CCMB Seminar: Andrew White, Ph.D.

4:00 PM to 5:00 PM

Forum Hall, 4th Floor, Palmer Commons Building

"Deep learning for sequence design with a few data points"


Deep learning has begun a renaissance in chemistry and materials. We can devise and fit models to predict molecular properties in a few hours and deploy them in a web browser. We can create novel generative models that were previously PhD theses in an afternoon. In my group, we’re exploring deep learning in peptides. We are focused on two major problems: interpretability and data scarcity. Now that we can make deep learning models to predict any molecular property ad naseum, what can we learn? I will discuss our recent efforts on interpreting deep learning models through symbolic regression and counterfactuals. Data scarcity is a common problem in biochemistry: how can we learn new properties without significant expense of experiments? One method is in judicious choice of experiments, which can be done with active learning. Another approach is self-supervised learning and constraining symmetries, which both try to exploit structure in data. I will cover recent progress in these areas.

Andrew White

Andrew D. White

Associate Professor of Chemical Engineering (University of Rochester)

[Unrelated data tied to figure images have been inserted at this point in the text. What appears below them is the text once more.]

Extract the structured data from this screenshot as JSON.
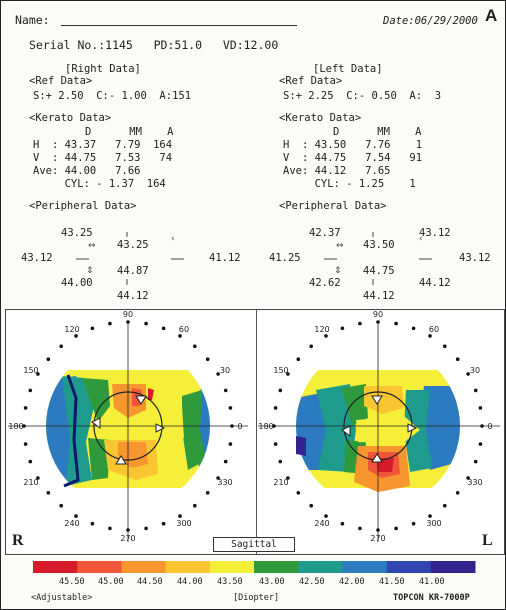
{
  "header": {
    "name_label": "Name:",
    "date": "Date:06/29/2000",
    "panel_letter": "A"
  },
  "serial": "Serial No.:1145   PD:51.0   VD:12.00",
  "right": {
    "title": "[Right Data]",
    "ref_title": "<Ref Data>",
    "ref": "S:+ 2.50  C:- 1.00  A:151",
    "kerato_title": "<Kerato Data>",
    "kerato_header": "D      MM    A",
    "kerato_rows": [
      "H  : 43.37   7.79  164",
      "V  : 44.75   7.53   74",
      "Ave: 44.00   7.66",
      "     CYL: - 1.37  164"
    ],
    "peripheral_title": "<Peripheral Data>",
    "peripheral": {
      "top_left": "43.25",
      "top_center": "43.25",
      "left": "43.12",
      "right": "41.12",
      "center_bottom": "44.87",
      "bottom_left": "44.00",
      "bottom": "44.12"
    }
  },
  "left": {
    "title": "[Left Data]",
    "ref_title": "<Ref Data>",
    "ref": "S:+ 2.25  C:- 0.50  A:  3",
    "kerato_title": "<Kerato Data>",
    "kerato_header": "D      MM    A",
    "kerato_rows": [
      "H  : 43.50   7.76    1",
      "V  : 44.75   7.54   91",
      "Ave: 44.12   7.65",
      "     CYL: - 1.25    1"
    ],
    "peripheral_title": "<Peripheral Data>",
    "peripheral": {
      "top_left": "42.37",
      "top_center": "43.50",
      "top_right": "43.12",
      "left": "41.25",
      "right": "43.12",
      "center_bottom": "44.75",
      "bottom_left": "42.62",
      "bottom_right": "44.12",
      "bottom": "44.12"
    }
  },
  "maps": {
    "eye_right": "R",
    "eye_left": "L",
    "mode": "Sagittal",
    "angles": [
      "90",
      "60",
      "30",
      "0",
      "330",
      "300",
      "270",
      "240",
      "210",
      "180",
      "150",
      "120"
    ]
  },
  "scale": {
    "values": [
      "45.50",
      "45.00",
      "44.50",
      "44.00",
      "43.50",
      "43.00",
      "42.50",
      "42.00",
      "41.50",
      "41.00"
    ],
    "colors": [
      "#d81b2a",
      "#f0553a",
      "#f7962e",
      "#f9c530",
      "#f5ef3a",
      "#2f9a3c",
      "#1f9b8e",
      "#2c7bc0",
      "#3046b0",
      "#33238f"
    ]
  },
  "footer": {
    "adjustable": "<Adjustable>",
    "unit": "[Diopter]",
    "device": "TOPCON KR-7000P"
  }
}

My group uses experiments, molecular simulations, and machine-learning to design new materials. Experiments answer the essential question of if and how well a material works for a particular application. Molecular simulation provides the molecular insight into why a material works. Machine-learning provides the tool to optimize a material so that it works best. Members of my group apply these three techniques to craft new materials for biomedical devices and lithium ion batteries. One of the main class of materials we study is peptides, which are derived from the constituent amino acids that make up proteins. Peptides have a great chemical diversity yet can be controlled on the near atomic scale.